For centuries, it has been a source of wonder and fascination. In vivid and gruesome detail, the 70-metre (230-foot) embroidered cloth recounts how the fierce Duke William of Normandy conquered England in 1066, reshaping British and European history.

The Bayeux Tapestry, with its scenes of sword-wielding knights in ferocious combat and King Harold of England’s death, pierced in the eye by an arrow, has since the 11th century served as a sobering parable of military might, vengeance, betrayal and the complexity of Anglo-French relations.

Next year, the fragile artistic and historic treasure will be gingerly transported from its museum in Bayeux, Normandy, to star in an exhibition in London’s British Museum, from September 2026 to July 2027.

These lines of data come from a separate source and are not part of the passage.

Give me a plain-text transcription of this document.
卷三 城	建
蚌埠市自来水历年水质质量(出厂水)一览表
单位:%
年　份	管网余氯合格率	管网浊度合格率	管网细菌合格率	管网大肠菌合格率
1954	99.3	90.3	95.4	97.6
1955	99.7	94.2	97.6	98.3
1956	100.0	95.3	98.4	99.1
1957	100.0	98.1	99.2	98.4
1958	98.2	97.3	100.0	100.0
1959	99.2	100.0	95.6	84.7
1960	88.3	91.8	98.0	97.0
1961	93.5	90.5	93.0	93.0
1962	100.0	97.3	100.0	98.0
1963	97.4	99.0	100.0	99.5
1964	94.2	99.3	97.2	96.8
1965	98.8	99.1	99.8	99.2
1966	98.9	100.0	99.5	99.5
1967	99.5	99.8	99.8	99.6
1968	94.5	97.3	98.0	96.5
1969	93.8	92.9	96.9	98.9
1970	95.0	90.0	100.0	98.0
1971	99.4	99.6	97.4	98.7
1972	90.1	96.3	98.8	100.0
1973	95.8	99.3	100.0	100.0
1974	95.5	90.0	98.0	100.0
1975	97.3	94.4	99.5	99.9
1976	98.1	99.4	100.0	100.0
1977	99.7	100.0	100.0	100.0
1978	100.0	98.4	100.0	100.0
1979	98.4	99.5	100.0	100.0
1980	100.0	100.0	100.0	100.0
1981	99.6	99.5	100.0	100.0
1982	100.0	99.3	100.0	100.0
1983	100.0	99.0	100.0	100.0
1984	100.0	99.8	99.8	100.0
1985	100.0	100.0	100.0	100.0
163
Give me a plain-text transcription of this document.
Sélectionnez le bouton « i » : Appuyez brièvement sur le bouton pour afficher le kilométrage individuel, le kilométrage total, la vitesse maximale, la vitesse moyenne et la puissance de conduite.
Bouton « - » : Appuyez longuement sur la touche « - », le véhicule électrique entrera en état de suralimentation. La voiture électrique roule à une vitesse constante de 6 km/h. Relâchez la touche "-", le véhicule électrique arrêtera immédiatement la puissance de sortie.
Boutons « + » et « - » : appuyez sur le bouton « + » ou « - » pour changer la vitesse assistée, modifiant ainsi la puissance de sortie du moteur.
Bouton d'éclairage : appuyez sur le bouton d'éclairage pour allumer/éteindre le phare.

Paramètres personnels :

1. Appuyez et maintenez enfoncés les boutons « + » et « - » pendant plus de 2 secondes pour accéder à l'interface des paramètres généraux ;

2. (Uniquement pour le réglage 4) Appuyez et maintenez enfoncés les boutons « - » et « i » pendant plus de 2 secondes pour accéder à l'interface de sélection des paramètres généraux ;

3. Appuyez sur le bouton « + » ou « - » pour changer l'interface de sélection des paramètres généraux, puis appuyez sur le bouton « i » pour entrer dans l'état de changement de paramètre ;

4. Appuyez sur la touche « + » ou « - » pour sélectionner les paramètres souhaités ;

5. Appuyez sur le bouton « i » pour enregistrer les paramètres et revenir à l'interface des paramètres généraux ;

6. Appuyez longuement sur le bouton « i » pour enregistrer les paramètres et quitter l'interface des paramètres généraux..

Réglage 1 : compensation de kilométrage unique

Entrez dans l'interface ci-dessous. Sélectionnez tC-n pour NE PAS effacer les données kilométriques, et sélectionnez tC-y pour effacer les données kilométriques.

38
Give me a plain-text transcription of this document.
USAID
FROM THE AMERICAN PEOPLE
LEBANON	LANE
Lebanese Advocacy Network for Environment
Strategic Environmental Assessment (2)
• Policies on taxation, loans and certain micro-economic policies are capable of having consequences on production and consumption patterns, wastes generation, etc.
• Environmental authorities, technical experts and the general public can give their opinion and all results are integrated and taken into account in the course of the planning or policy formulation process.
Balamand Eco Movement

Its first UK outing in almost 1,000 years will testify to the warming in relations across the English Channel that cooled with the UK’s acrimonious departure from the European Union in 2020. The loan was announced in July when French President Emmanuel Macron became the first EU head of state to pay a state visit to the UK since Brexit.

Bayeux Museum curator Antoine Verney says the cross-Channel trip will be a homecoming of sorts for the tapestry, because historians widely believe that it was embroidered in England, using woollen threads on linen canvas, and because William’s victory at the Battle of Hastings was a major juncture in English history, seared into the UK’s collective consciousness.

“For the British, the date – the only date – that all of them know is 1066,” Verney says.